Die künstliche Intelligenz aus St. Gallen

30.11.2017

Sind wir gerade dabei, einen „digitalen Gott“ zu erschaffen? Eine künstliche Intelligenz, die am Ende die Kontrolle über die Schöpfung erlangt und über den Fortbestand der Erde herrscht? Über diese heisse These diskutierten am 28. November im RUZ Gossau 50 Unternehmer zusammen mit Christian Naef, Co-Founder von Advertima.

Die künstliche Intelligenz begleitet uns schon heute im Alltag: Google, Alexa oder Siri sind prominente Beispiele. Doch wie funktioniert die Verschmelzung der realen und der digitalen Welt? Christian Naef, Co-Founder von Advertima, erklärte es am Beispiel vom Advertima.
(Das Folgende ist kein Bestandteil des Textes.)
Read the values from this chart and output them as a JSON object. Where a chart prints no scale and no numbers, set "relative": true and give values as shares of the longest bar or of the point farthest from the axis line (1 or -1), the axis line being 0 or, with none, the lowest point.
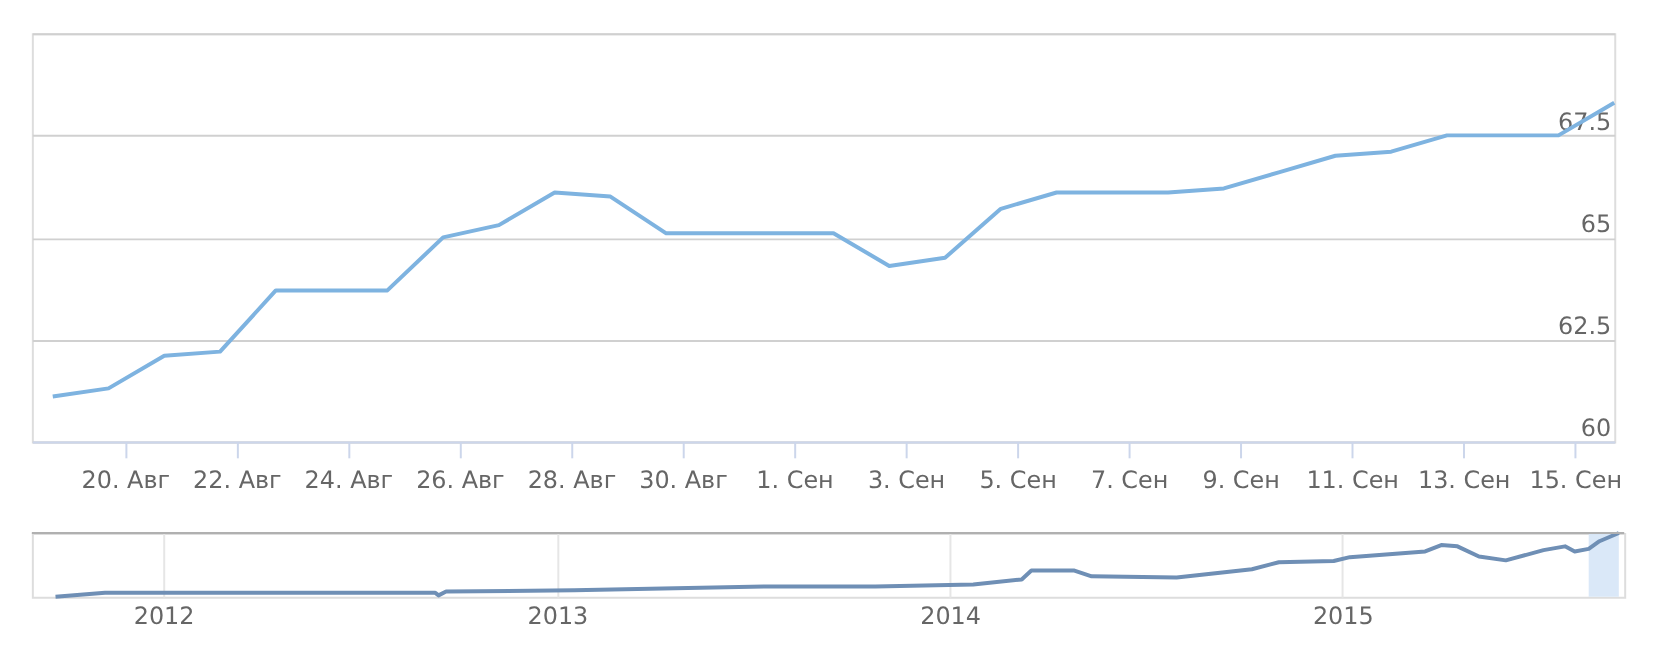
{
  "chart_data": [
    {
      "type": "line",
      "x": [
        "2015-08-18T17:00",
        "2015-08-19T17:00",
        "2015-08-20T17:00",
        "2015-08-21T17:00",
        "2015-08-22T17:00",
        "2015-08-23T17:00",
        "2015-08-24T17:00",
        "2015-08-25T17:00",
        "2015-08-26T17:00",
        "2015-08-27T17:00",
        "2015-08-28T17:00",
        "2015-08-29T17:00",
        "2015-08-30T17:00",
        "2015-08-31T17:00",
        "2015-09-01T17:00",
        "2015-09-02T17:00",
        "2015-09-03T17:00",
        "2015-09-04T17:00",
        "2015-09-05T17:00",
        "2015-09-06T17:00",
        "2015-09-07T17:00",
        "2015-09-08T17:00",
        "2015-09-09T17:00",
        "2015-09-10T17:00",
        "2015-09-11T17:00",
        "2015-09-12T17:00",
        "2015-09-13T17:00",
        "2015-09-14T17:00",
        "2015-09-15T17:00"
      ],
      "series": [
        {
          "color": "#7eb3e0",
          "values": [
            61.1,
            61.3,
            62.1,
            62.2,
            63.7,
            63.7,
            63.7,
            65.0,
            65.3,
            66.1,
            66.0,
            65.1,
            65.1,
            65.1,
            65.1,
            64.3,
            64.5,
            65.7,
            66.1,
            66.1,
            66.1,
            66.2,
            66.6,
            67.0,
            67.1,
            67.5,
            67.5,
            67.5,
            68.3
          ]
        }
      ],
      "xlim": [
        "2015-08-18T08:00",
        "2015-09-15T17:00"
      ],
      "xticks": [
        {
          "value": "2015-08-20",
          "label": "20. Авг"
        },
        {
          "value": "2015-08-22",
          "label": "22. Авг"
        },
        {
          "value": "2015-08-24",
          "label": "24. Авг"
        },
        {
          "value": "2015-08-26",
          "label": "26. Авг"
        },
        {
          "value": "2015-08-28",
          "label": "28. Авг"
        },
        {
          "value": "2015-08-30",
          "label": "30. Авг"
        },
        {
          "value": "2015-09-01",
          "label": "1. Сен"
        },
        {
          "value": "2015-09-03",
          "label": "3. Сен"
        },
        {
          "value": "2015-09-05",
          "label": "5. Сен"
        },
        {
          "value": "2015-09-07",
          "label": "7. Сен"
        },
        {
          "value": "2015-09-09",
          "label": "9. Сен"
        },
        {
          "value": "2015-09-11",
          "label": "11. Сен"
        },
        {
          "value": "2015-09-13",
          "label": "13. Сен"
        },
        {
          "value": "2015-09-15",
          "label": "15. Сен"
        }
      ],
      "ylim": [
        60,
        70
      ],
      "yticks": [
        60,
        62.5,
        65,
        67.5,
        {
          "value": 70,
          "label": null
        }
      ],
      "grid": "y"
    },
    {
      "type": "line",
      "relative": true,
      "x": [
        "2011-09-23",
        "2011-11-08",
        "2012-03-03",
        "2012-09-10",
        "2012-09-13",
        "2012-09-20",
        "2013-01-17",
        "2013-07-16",
        "2013-10-24",
        "2014-01-23",
        "2014-03-09",
        "2014-03-18",
        "2014-04-27",
        "2014-05-13",
        "2014-07-31",
        "2014-10-09",
        "2014-11-03",
        "2014-12-24",
        "2015-01-08",
        "2015-03-19",
        "2015-04-03",
        "2015-04-18",
        "2015-05-08",
        "2015-06-02",
        "2015-07-07",
        "2015-07-27",
        "2015-08-05",
        "2015-08-18",
        "2015-08-28",
        "2015-09-15"
      ],
      "series": [
        {
          "color": "#6f8fb5",
          "values": [
            0,
            0.06,
            0.06,
            0.06,
            0.02,
            0.08,
            0.1,
            0.16,
            0.16,
            0.19,
            0.27,
            0.41,
            0.41,
            0.32,
            0.3,
            0.43,
            0.54,
            0.56,
            0.62,
            0.71,
            0.81,
            0.79,
            0.63,
            0.57,
            0.73,
            0.79,
            0.71,
            0.75,
            0.87,
            1.0
          ]
        }
      ],
      "xlim": [
        "2011-09-01",
        "2015-09-20"
      ],
      "xticks": [
        {
          "value": "2012-01-01",
          "label": "2012"
        },
        {
          "value": "2013-01-01",
          "label": "2013"
        },
        {
          "value": "2014-01-01",
          "label": "2014"
        },
        {
          "value": "2015-01-01",
          "label": "2015"
        }
      ],
      "bands": [
        {
          "axis": "x",
          "from": "2015-08-18",
          "to": "2015-09-15",
          "color": "#d6e6f7"
        }
      ],
      "grid": "x"
    }
  ]
}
Viele unnütze Informationen

Mehr als 80% der Informationen, mit denen jeder von uns im Alltag konfrontiert ist, sind für uns persönlich nicht relevant. Dies will Advertima ändern und entwickelt dazu eine künstliche Intelligenz, die wie ein Mensch die Umgebung in der realen Welt wahrnimmt und selbständig entscheidet, wie darauf zu reagieren ist. Damit personalisierte und positive Erlebnisse für den Menschen entsteht: Stellen Sie sich einen Bildschirm an einem Bahnhof oder in einem Shopping Center vor. Die künstliche Intelligenz erkennt, dass ein Pärchen ca. 35 Jahre alt vor dem Screen händchenhaltend vorbei läuft. Der Bildschirm reagiert darauf und zeigt Informationen zu einem romantischen Wochenende zu zweit in den Bergen. Anhand von Gesicht und Körperbewegungen kann die Technologie Alter, Geschlecht, Emotionen aber auch den Kleidungsstil der Personen erkennen und darauf reagieren. Bspw. mit entsprechender Werbung.

Will ich das überhaupt?

Die Unternehmer waren sich einig: Die Differenzen zwischen Realität und Fiktion waren auch schon grösser. Und die künstliche Intelligenz mit alle ihren Facetten ist spannend, gleichzeitig aber auch beängstigend. Und viele der Teilnehmer stellten sich die abschliessende Frage: Will ich das überhaupt?